Love my country, fear my government.

Elementary

  • Guest
Here you go
« Reply #15 on: June 07, 2002, 11:22:00 AM »
You should be able to read it if you have acrobat reader installed.

Anyway I've converted it to jpeg's for you mate.

Here are the links

http://geocities.com/c6h5uk3/1.jpg


http://geocities.com/c6h5uk3/2.jpg



John Lennon - Working Class Hero

Bwiti

  • Guest
Cool
« Reply #16 on: June 08, 2002, 03:35:00 AM »
I already have acrobat reader. Love/Hate relationship with my computer. Thanks for converting it to a jpg! Much appreciated! 8)

Love my country, fear my government.

3base

  • Guest
piperonal from isosafrole via ozonolysis
« Reply #17 on: June 09, 2002, 02:28:00 PM »
isosafrole --> piperonal
ozonolysis, yield 87%
advan chem ser, 1958 21: 149; c a sublunskey et al

Patent US2776986

; C.A., 1957 51: 8141

pROcon

  • Guest
Could one of you take a moment to explain to me ...
« Reply #18 on: June 12, 2002, 01:11:00 AM »
Could one of you take a moment to explain to me why you pluralise the word benzaldehydes?

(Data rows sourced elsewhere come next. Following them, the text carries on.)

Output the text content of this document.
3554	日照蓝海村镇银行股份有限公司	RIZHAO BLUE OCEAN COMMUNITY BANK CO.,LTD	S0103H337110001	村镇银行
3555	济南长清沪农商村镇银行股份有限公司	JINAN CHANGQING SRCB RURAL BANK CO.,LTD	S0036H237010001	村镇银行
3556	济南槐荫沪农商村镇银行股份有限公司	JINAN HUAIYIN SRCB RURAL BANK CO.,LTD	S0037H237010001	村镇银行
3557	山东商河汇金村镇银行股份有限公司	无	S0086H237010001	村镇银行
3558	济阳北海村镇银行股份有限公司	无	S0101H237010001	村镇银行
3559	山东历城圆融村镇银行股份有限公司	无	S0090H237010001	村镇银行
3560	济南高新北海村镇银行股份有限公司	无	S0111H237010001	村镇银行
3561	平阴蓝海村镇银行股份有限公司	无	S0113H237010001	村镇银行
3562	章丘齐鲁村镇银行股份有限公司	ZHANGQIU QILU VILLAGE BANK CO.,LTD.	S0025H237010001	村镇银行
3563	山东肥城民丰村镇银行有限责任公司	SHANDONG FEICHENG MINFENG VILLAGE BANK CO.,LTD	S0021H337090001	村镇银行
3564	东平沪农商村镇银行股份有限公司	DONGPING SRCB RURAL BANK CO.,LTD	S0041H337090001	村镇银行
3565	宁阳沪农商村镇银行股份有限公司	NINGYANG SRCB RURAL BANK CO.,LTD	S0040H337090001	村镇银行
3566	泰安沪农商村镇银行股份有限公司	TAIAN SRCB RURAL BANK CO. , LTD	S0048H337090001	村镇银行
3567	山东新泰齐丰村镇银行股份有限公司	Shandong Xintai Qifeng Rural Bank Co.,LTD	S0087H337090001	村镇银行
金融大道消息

benzaldehyde is unambiguously C6H5CHO, synthetic bitter almond oil, no?

Or are aldehydes always pluralised when there s more than a single molecule?

don't call me...I wont answer, or call you back.

Rhodium

  • Guest
He is referring to that several different ...
« Reply #19 on: June 12, 2002, 03:19:00 AM »
He is referring to that several different benzaldehydes can be made from several different styrenes, and that the reaction is not limited to a special variety of benzaldehyde.